Lower triangular matrix eigenvectors problem

[eherrtelle59]

Ok, this is starting to come back to me, but I'm stuck again

Homework Statement

M=\begin{bmatrix}
(1-\frac{4}{3}) & 0 \\
-\frac{c}{3} & -c \\
\end{bmatrix}


Find eigenvectors and eigenvalues.

Homework Equations

The Attempt at a Solution

Eigenvalues are [itex] λ_1= (1-\frac{4}{3})>0[/itex] and [itex] λ_2=-c>0 [/itex]

Eigenvector for [itex] λ_2 [/itex] is <0 1>
For [itex]λ_1[/itex], I should get [itex]<(\frac{c}{3}-1) (\frac{4}{3})> [/itex]

However, I end up with (without writing out the matrix again, just giving the equation mind you)

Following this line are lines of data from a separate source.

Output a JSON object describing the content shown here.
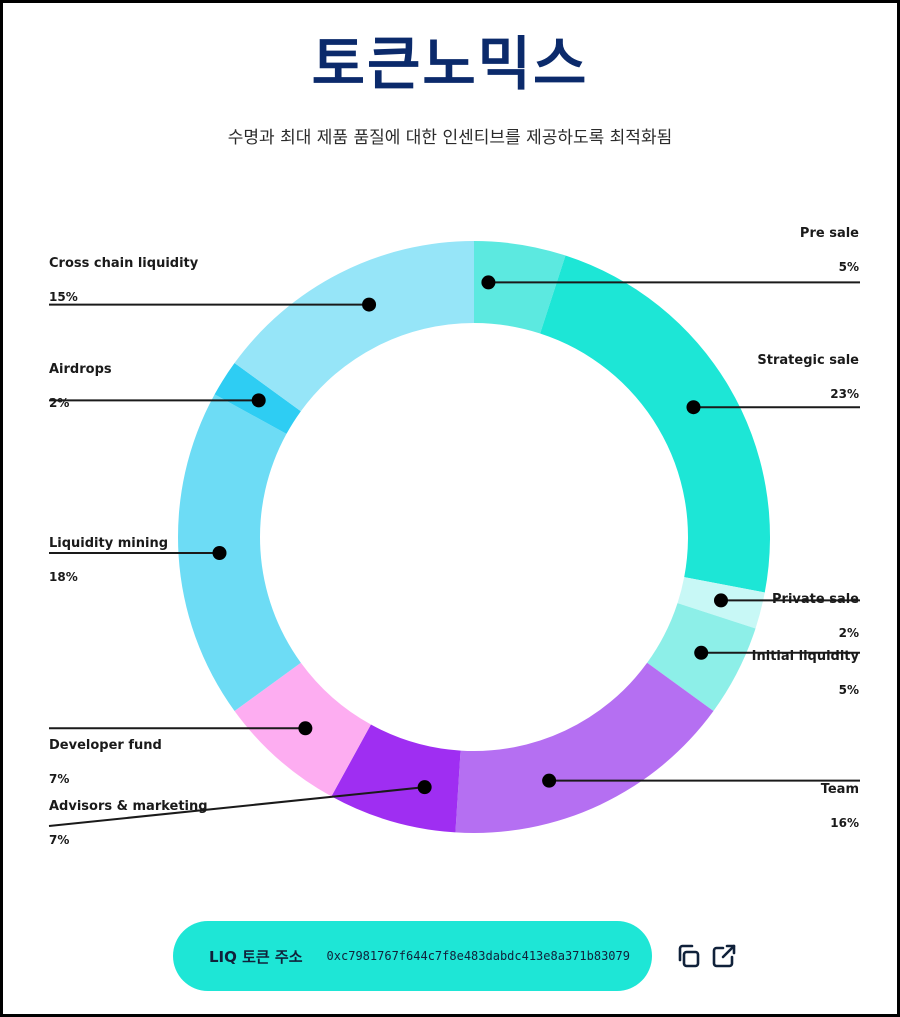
{
  "header": {
    "title": "토큰노믹스",
    "subtitle": "수명과 최대 제품 품질에 대한 인센티브를 제공하도록 최적화됨"
  },
  "colors": {
    "title": "#0b2a6b",
    "token_bar": "#1ee6d6",
    "icon": "#10213a",
    "leader": "#1a1a1a"
  },
  "chart_data": {
    "type": "pie",
    "donut": true,
    "title": "",
    "series": [
      {
        "name": "Pre sale",
        "value": 5,
        "label": "5%",
        "color": "#5ce9e0"
      },
      {
        "name": "Strategic sale",
        "value": 23,
        "label": "23%",
        "color": "#1de6d6"
      },
      {
        "name": "Private sale",
        "value": 2,
        "label": "2%",
        "color": "#c8f8f6"
      },
      {
        "name": "Initial liquidity",
        "value": 5,
        "label": "5%",
        "color": "#8defe8"
      },
      {
        "name": "Team",
        "value": 16,
        "label": "16%",
        "color": "#b56ff2"
      },
      {
        "name": "Advisors & marketing",
        "value": 7,
        "label": "7%",
        "color": "#9f2ef2"
      },
      {
        "name": "Developer fund",
        "value": 7,
        "label": "7%",
        "color": "#fdadf1"
      },
      {
        "name": "Liquidity mining",
        "value": 18,
        "label": "18%",
        "color": "#6ddcf5"
      },
      {
        "name": "Airdrops",
        "value": 2,
        "label": "2%",
        "color": "#2ecdf3"
      },
      {
        "name": "Cross chain liquidity",
        "value": 15,
        "label": "15%",
        "color": "#96e5f8"
      }
    ]
  },
  "token": {
    "label": "LIQ 토큰 주소",
    "address": "0xc7981767f644c7f8e483dabdc413e8a371b83079"
  },
  "icons": {
    "copy": "copy-icon",
    "external": "external-link-icon"
  }
}
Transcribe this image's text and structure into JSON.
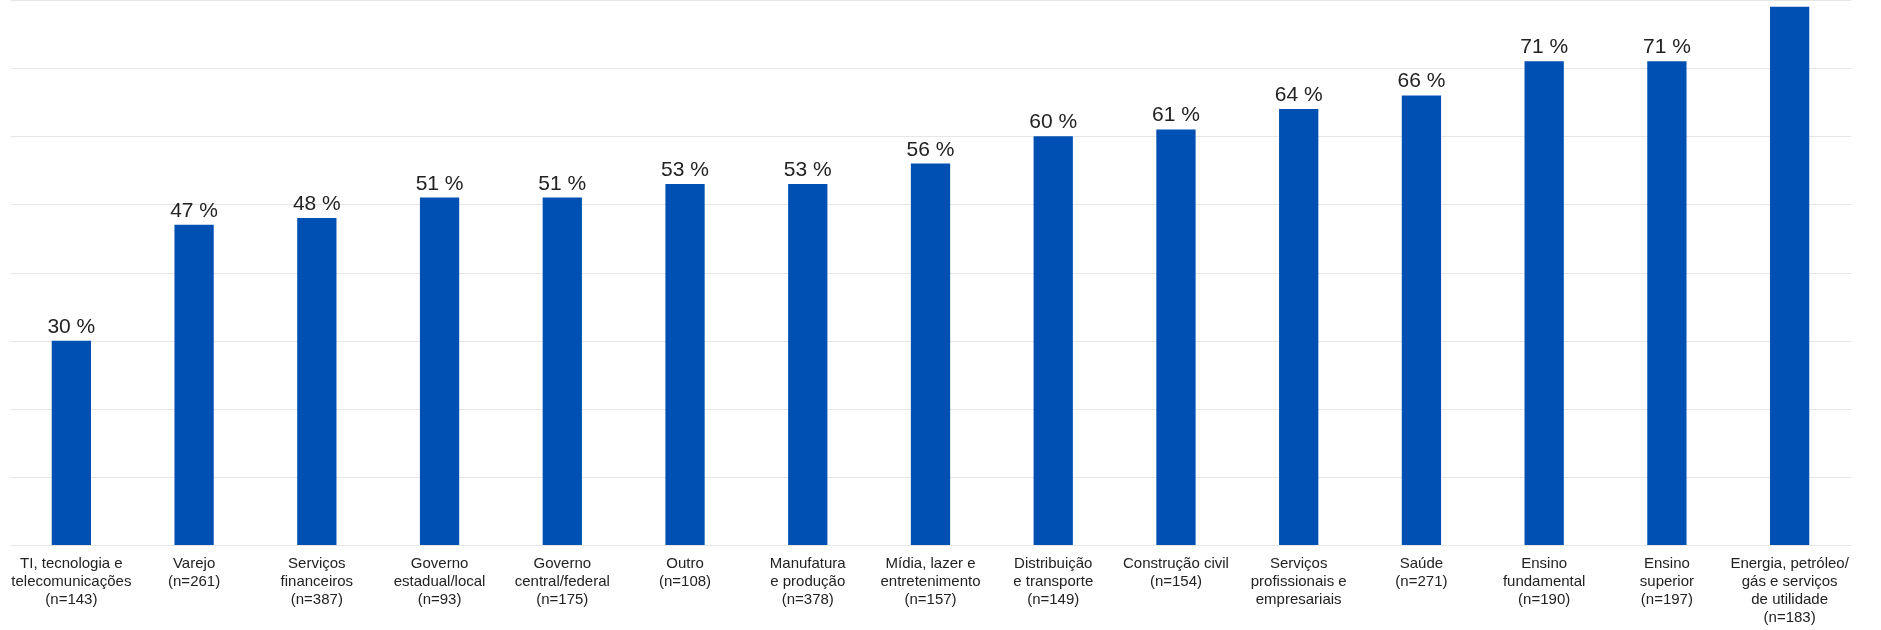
{
  "chart_data": {
    "type": "bar",
    "categories": [
      "TI, tecnologia e\ntelecomunicações\n(n=143)",
      "Varejo\n(n=261)",
      "Serviços\nfinanceiros\n(n=387)",
      "Governo\nestadual/local\n(n=93)",
      "Governo\ncentral/federal\n(n=175)",
      "Outro\n(n=108)",
      "Manufatura\ne produção\n(n=378)",
      "Mídia, lazer e\nentretenimento\n(n=157)",
      "Distribuição\ne transporte\n(n=149)",
      "Construção civil\n(n=154)",
      "Serviços\nprofissionais e\nempresariais",
      "Saúde\n(n=271)",
      "Ensino\nfundamental\n(n=190)",
      "Ensino\nsuperior\n(n=197)",
      "Energia, petróleo/\ngás e serviços\nde utilidade\n(n=183)"
    ],
    "values": [
      30,
      47,
      48,
      51,
      51,
      53,
      53,
      56,
      60,
      61,
      64,
      66,
      71,
      71,
      79
    ],
    "value_labels": [
      "30 %",
      "47 %",
      "48 %",
      "51 %",
      "51 %",
      "53 %",
      "53 %",
      "56 %",
      "60 %",
      "61 %",
      "64 %",
      "66 %",
      "71 %",
      "71 %",
      null
    ],
    "color": "#0050b4",
    "ylim": [
      0,
      80
    ],
    "yticks": [
      {
        "value": 0,
        "label": null
      },
      {
        "value": 10,
        "label": null
      },
      {
        "value": 20,
        "label": null
      },
      {
        "value": 30,
        "label": null
      },
      {
        "value": 40,
        "label": null
      },
      {
        "value": 50,
        "label": null
      },
      {
        "value": 60,
        "label": null
      },
      {
        "value": 70,
        "label": null
      },
      {
        "value": 80,
        "label": null
      }
    ],
    "grid": "y",
    "tick_labels": "x"
  }
}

[itex] -c*e_2 = e_1 - \frac{4}{3}*e_1 +\frac{c}{3}*e_1 [/itex]

This is [itex] -c*e_2 = (1-c)*e_1 [/itex]which gets an eigenvector of something like <(1-c) c>

Anyone see my error? Thanks

 

[Office_Shredder]

The clearly negative eigenvalue being allegedly positive is the first thing that struck me as odd, but not really a big deal in the grand scheme of things

I don't understand what you did to get that equation (the left hand side looks like Me₂, and the right hand side is completely unclear to me where it came from, but the fact that you have a scaling of e₁= a scaling of e₂ seems pretty suspicious), or what you are claiming the eigenvector for the first eigenvalue is since it only has one entry as written - is it supposed to be ( (c/3-1), 4/3)?

 

[eherrtelle59]

"The clearly negative eigenvalue being allegedly positive is the first thing that struck me as odd, but not really a big deal in the grand scheme of things"

That's a typo on my part. λ_2 should be negative i.e. -c<0

"is it supposed to be ( (c/3-1), 4/3)?"

Yes

To show explicitly what I did, using the standard eigenvector equation with v_i instead of e_i


\begin{bmatrix}
(1-(4/3)c) & 0 \\
-c/3 & -c \\
\end{bmatrix} *\begin{bmatrix}
v_1 \\
v_2 \\
\end{bmatrix}

= \begin{bmatrix}
(1-4c/3)*v_1 \\
(1-4c/3)*v_1\\
\end{bmatrix}

When you multiply this matrices (as sort of shown...latex skills withstanding) then you get the equation I've written previously.

 

[eherrtelle59]

"but the fact that you have a scaling of e1= a scaling of e2 seems pretty suspicious"

When finding eigenvectors I always get equations like this.

 

[eherrtelle59]

I'm sorry everyone, that should be multiply by

\begin{pmatrix}
(1-4c/3)v_1\\
(1-4c/3)v_2\\
\end{pmatrix}
which does indeed give the right answer,

(c/3)*v_1 = (c/3 -1)*v_2

Sorry for wasting everyone's time, I've finally got it now. Thank you!